1. Nuestra vida es misión; la misión es nuestra vida (el 10 de julio de 2017)

En su carta a la Compañía sobre la Reconciliación el P. Nicolás sugirió preguntas que siguen siendo inspiradoras de nuestro discernimiento: ¿Dónde está Dios sufriendo hoy en el mundo? ¿Cómo está Dios trabajando en los corazones de todas las gentes para aliviar el ingente sufrimiento de los demás? ¿A qué fuentes de Vida podemos recurrir para sanar tanta muerte y restaurar los vínculos entre tantos grupos y personas que excluyen y son excluidas violentamente?

Recogiendo las llamadas, percibidas por todas y cada una de las unidades apostólicas de la Compañía, y siguiendo el impulso del Espíritu a la Compañía reunida en Congregación General, nuestra mirada se dirige a Cristo crucificado en los crucificados de hoy. Una mirada que, como la de la Trinidad, se convierte en acción amorosa encarnada en el servicio que busca la liberación de tales cruces y, en consecuencia, nos dispone a una renovación apostólica basada en la Esperanza, capaz de incidir efectivamente en la vida humana, sobre todo en la de aquellos que son pobres, indefensos y más pequeños.

Mirando a Jesús que sana, libera y entrega su vida entera al anuncio de la Buena Noticia nos disponemos, como sus compañeros, a discernir en común nuestra mejor participación en su obra. Reconocemos, sin embargo, que para ello tenemos la necesidad de comprender lo mejor posible el mundo en el que vivimos para acertar con nuestra mejor contribución a su reconciliación en las tres inseparables dimensiones propuestas por las Congregaciones Generales 35a y 36a: reconciliación con Dios, con los seres humanos y con la creación.

 

2. Sobre el discernimiento en común (el 27 de septiembre de 2017)

Poner en común la oración es otro requisito para un buen discernimiento. El grupo que se propone discernir en común debe encontrar los modos y los espacios de orar personalmente y en común de acuerdo a sus propias características. La oración personal y la oración en común mantienen la sana tensión entre el cielo y la tierra, buscando el magis que se deriva de nuestra relación con Dios y con su Palabra. Nos ayuda a tener presente que como cuerpo somos servidores de la missio Dei. La Eucaristía es el modo privilegiado de la oración en común. Puede, entonces, tener un significado especial y un puesto central en los procesos de discernimiento en común. Una comunidad o un grupo capaz de celebrar la Eucaristía como fuente de vida en el Espíritu crece en su capacidad de percibir la acción del Espíritu en la historia y de sentir cómo el Señor cumple su palabra de estar con nosotros todos los días hasta el fin de la historia.

 

3. Discernimiento sobre las preferencias apostólicas universales (el 3 de octubre de 2017)

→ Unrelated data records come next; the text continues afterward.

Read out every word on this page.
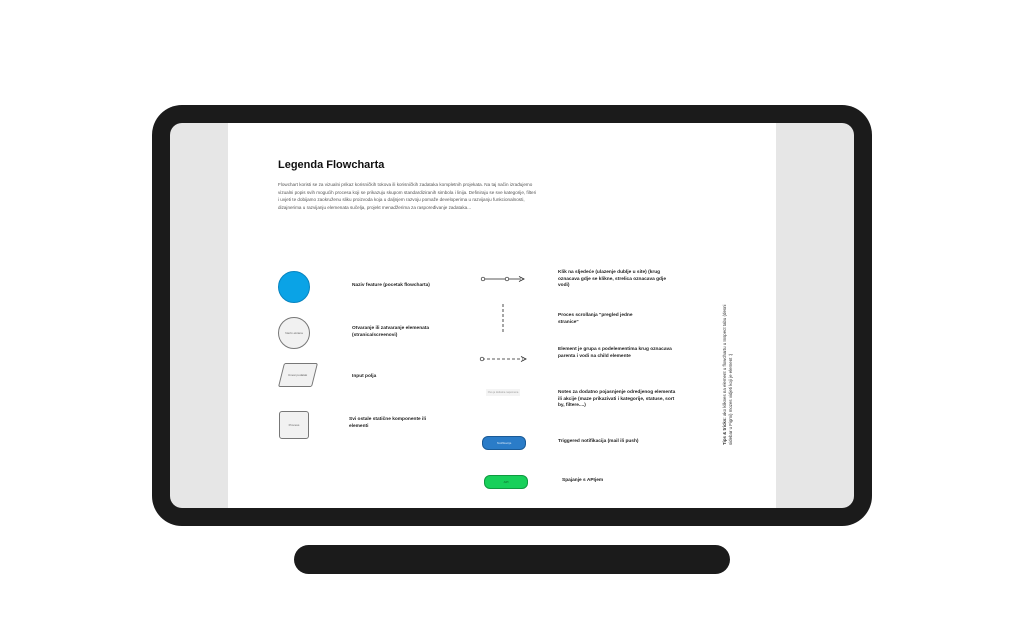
Legenda Flowcharta
Flowchart koristi se za vizualni prikaz korisničkih tokova ili korisničkih zadataka kompletnih projekata. Na taj način izrađujemo vizualni popis svih mogućih procesa koji se prikazuju skupom standardiziranih simbola i linija. Definiraju se sve kategorije, filteri i uvjeti te dobijamo zaokruženu sliku proizvoda koja u daljnjem razvoju pomaže developerima u razvijanju funkcionalnosti, dizajnerima u razvijanju elemenata sučelja, projekt menadžerima za raspoređivanje zadataka...
Naziv feature (pocetak flowcharta)
Naziv ekrana
Otvaranje ili zatvaranje elemenata (stranica/screenovi)
Unesi podatak	Input polja
Process
Svi ostale statične komponente ili elementi
Klik na sljedeće (ulazenje dublje u site) (krug oznacava gdje se klikne, strelica oznacava gdje vodi)
Proces scrollanja "pregled jedne stranice"
Element je grupa s podelementima krug oznacava parenta i vodi na child elemente
Ovo je dodatna napomena	Notes za dodatno pojasnjenje odredjenog elementa ili akcije (maze prikazivati i kategorije, statuse, sort by, filtere....)
Notifikacija	Triggered notifikacija (mail ili push)
API	Spajanje s APIjem
Tips & tricks: ako kliknes na element u flowchartu u Inspect tabu (desni sidebar u Figmi) mozes vidjeti koji je element :)
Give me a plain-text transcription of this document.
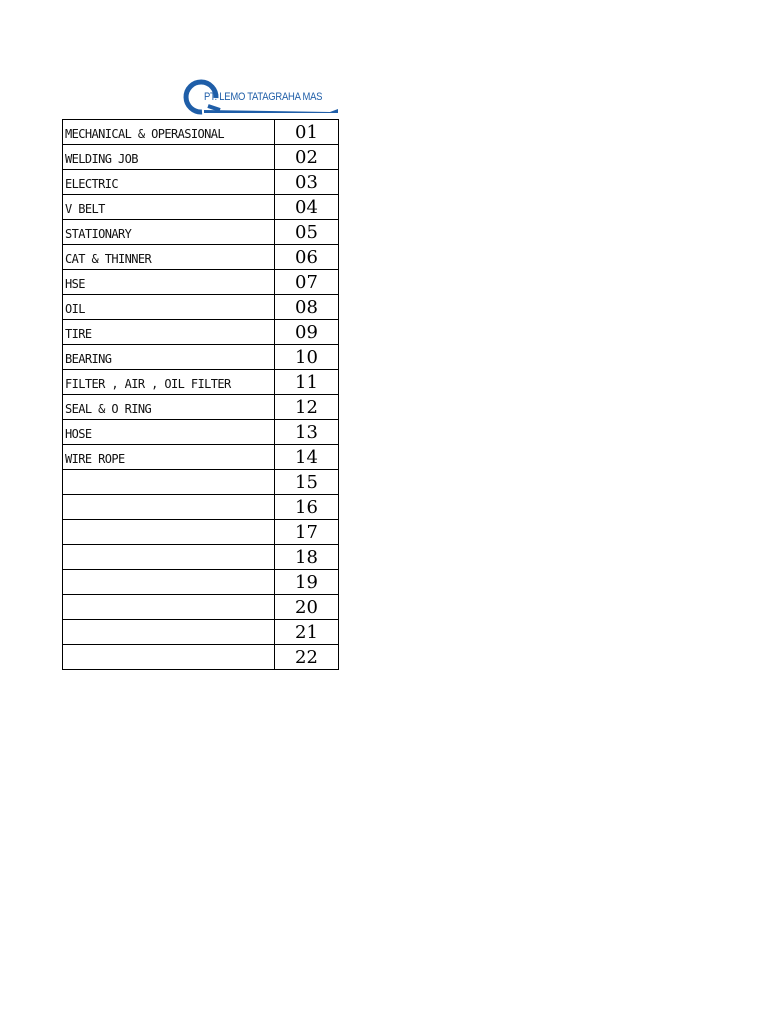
PT. LEMO TATAGRAHA MAS
MECHANICAL & OPERASIONAL	01
WELDING JOB	02
ELECTRIC	03
V BELT	04
STATIONARY	05
CAT & THINNER	06
HSE	07
OIL	08
TIRE	09
BEARING	10
FILTER , AIR , OIL FILTER	11
SEAL & O RING	12
HOSE	13
WIRE ROPE	14
	15
	16
	17
	18
	19
	20
	21
	22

Ante todo han sido la respuesta de la Compañía, desde lo que ella es y con los recursos disponibles, a las necesidades de la Iglesia. Han expresado y deben expresar de modo concreto, como cuerpo apostólico universal, nuestra disponibilidad para trabajar bajo la bandera de la cruz, servir al solo Señor y a la Iglesia su Esposa bajo el Romano Pontífice. Las preferencias apostólicas nos ponen así en la tensión de buscar el bien más universal como norte de las múltiples actividades apostólicas que realiza la Compañía.

Además, desde la libertad interior, continuamente renovada a través de la vida espiritual, compartida con los jesuitas y compañeros en la misión, las preferencias apostólicas universales se han convertido en horizonte del discernimiento en común que hace posible orientar la planificación apostólica de los recursos de la Compañía en todos sus niveles.

Las preferencias apostólicas universales han sido y son, por tanto, lo que indica su nombre: puntos de referencia para toda la Compañía, que la inspiran en el discernimiento en común y la planificación apostólica, a todos los niveles de nuestra vida-misión. Son, al mismo tiempo, guía para la restructuración del gobierno y el trabajo en redes entre nosotros y con otros, en la misma tarea de servir a la reconciliación.

Somos plenamente conscientes de la desproporción entre las necesidades de la humanidad a las que la Iglesia quiere atender y los recursos con los que contamos. Las preferencias nos orientan sobre cómo utilizar los recursos, evitando dispersarlos, en modo que puedan servir a la mayor gloria de Dios, como se ha intentado desde la fundación de la Compañía. Las preferencias no establecen una jerarquía de las necesidades de la humanidad o de la Iglesia sino que ponen acentos en la manera como la Compañía puede aprovechar mejor los recursos de los que dispone para servir a la misión reconciliadora de Cristo en el mundo.